Bagiku, rasanya ajang pemilihan kepala daerah baik itu tingkat kota/kabupaten, tingkat propinsi atau pun nanti tingkat nasional, merupakan suatu hal yang kurang ada artinya, karena sampai saat ini sebagimana yang sudah-sudah aku termasuk orang yang sangat-sangat meragukan misi yang diemban para calon kepala daerah itu sehingga mereka memutuskan untuk maju ke ajang pemilihan. Coba, apa sih misi mereka ? Untuk rakyat ? Kalau memang ada misi untuk rakyat, berapa persen ? 100% ? PREKETEK [oops... bunyi apa itu ?]

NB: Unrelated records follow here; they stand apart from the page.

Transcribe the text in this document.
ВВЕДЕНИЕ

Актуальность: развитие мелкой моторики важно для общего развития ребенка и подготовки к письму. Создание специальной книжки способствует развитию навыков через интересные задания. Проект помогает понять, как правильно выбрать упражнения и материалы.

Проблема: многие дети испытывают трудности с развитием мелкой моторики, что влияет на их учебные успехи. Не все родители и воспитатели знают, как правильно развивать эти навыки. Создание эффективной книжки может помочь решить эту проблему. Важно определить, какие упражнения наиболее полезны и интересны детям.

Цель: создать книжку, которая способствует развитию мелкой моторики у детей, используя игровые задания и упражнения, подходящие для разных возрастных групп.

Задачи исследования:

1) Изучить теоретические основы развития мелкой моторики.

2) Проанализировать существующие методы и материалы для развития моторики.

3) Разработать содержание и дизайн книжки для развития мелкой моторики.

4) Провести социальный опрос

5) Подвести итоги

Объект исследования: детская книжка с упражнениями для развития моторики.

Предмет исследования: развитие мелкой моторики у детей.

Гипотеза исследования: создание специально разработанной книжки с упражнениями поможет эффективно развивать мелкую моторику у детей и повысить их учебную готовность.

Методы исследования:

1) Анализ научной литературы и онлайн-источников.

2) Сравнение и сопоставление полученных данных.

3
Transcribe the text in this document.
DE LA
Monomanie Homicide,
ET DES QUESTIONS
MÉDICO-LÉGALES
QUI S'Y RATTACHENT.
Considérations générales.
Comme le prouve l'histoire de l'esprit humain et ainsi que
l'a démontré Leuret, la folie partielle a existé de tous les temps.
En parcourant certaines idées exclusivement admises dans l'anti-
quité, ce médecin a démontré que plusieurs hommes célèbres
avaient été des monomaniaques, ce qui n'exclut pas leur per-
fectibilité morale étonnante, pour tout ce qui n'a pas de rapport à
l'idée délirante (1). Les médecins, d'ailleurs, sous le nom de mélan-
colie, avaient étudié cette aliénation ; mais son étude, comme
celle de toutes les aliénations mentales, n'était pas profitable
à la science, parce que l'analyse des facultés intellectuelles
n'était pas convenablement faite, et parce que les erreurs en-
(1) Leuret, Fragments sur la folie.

Meski pun memang ada kepala daerah yang benar-benar mempunyai misi memakmurkan masyarakat di aderah yang dipimpinnya serta mempunyai visi yang jauh ke depan, tetapi itu cuma berapa persen saja bila dibandingkan dengan jumlah seluruh kepala daerah di semua tingkatan dalam lingkup Indonesia raya ini. Wong tahun-tahun kemarin aja ada seseorang yang Indonesia ini sudah demikian kecil bagi dirinya sehingga Beliau tidak perlu Indonesia, tetapi tetap bersedia mendarmabaktikan dirinya untuk Indonesia, menahkodai kapal induk Indonesia raya dengan lurus agar selamat sampai di tujuan dan tidak karam di tengah perjalanan. Itu pun dijegal, dikerjain, dirusak dan dibocorkan sendiri oleh anak buah kapal yang kepentingan-kepentingan besarnya terusik. Entahlah, apakah hal itu kemarin merupakan suatu pertanda awal bahwa Indonesia raya ini memasuki masa kegelapan total sehingga untuk keluar menuju cahaya Ilahi perlu suatu adzab yang dahsyat melibihi dahsyatnya tsunami Aceh kemarin [bisa jadi itu merupakan awal adzab (pembuka) sebelum adzab puncak (penutup) dalam masa kegelapan total untuk selanjutnya keluar menuju cahaya] ?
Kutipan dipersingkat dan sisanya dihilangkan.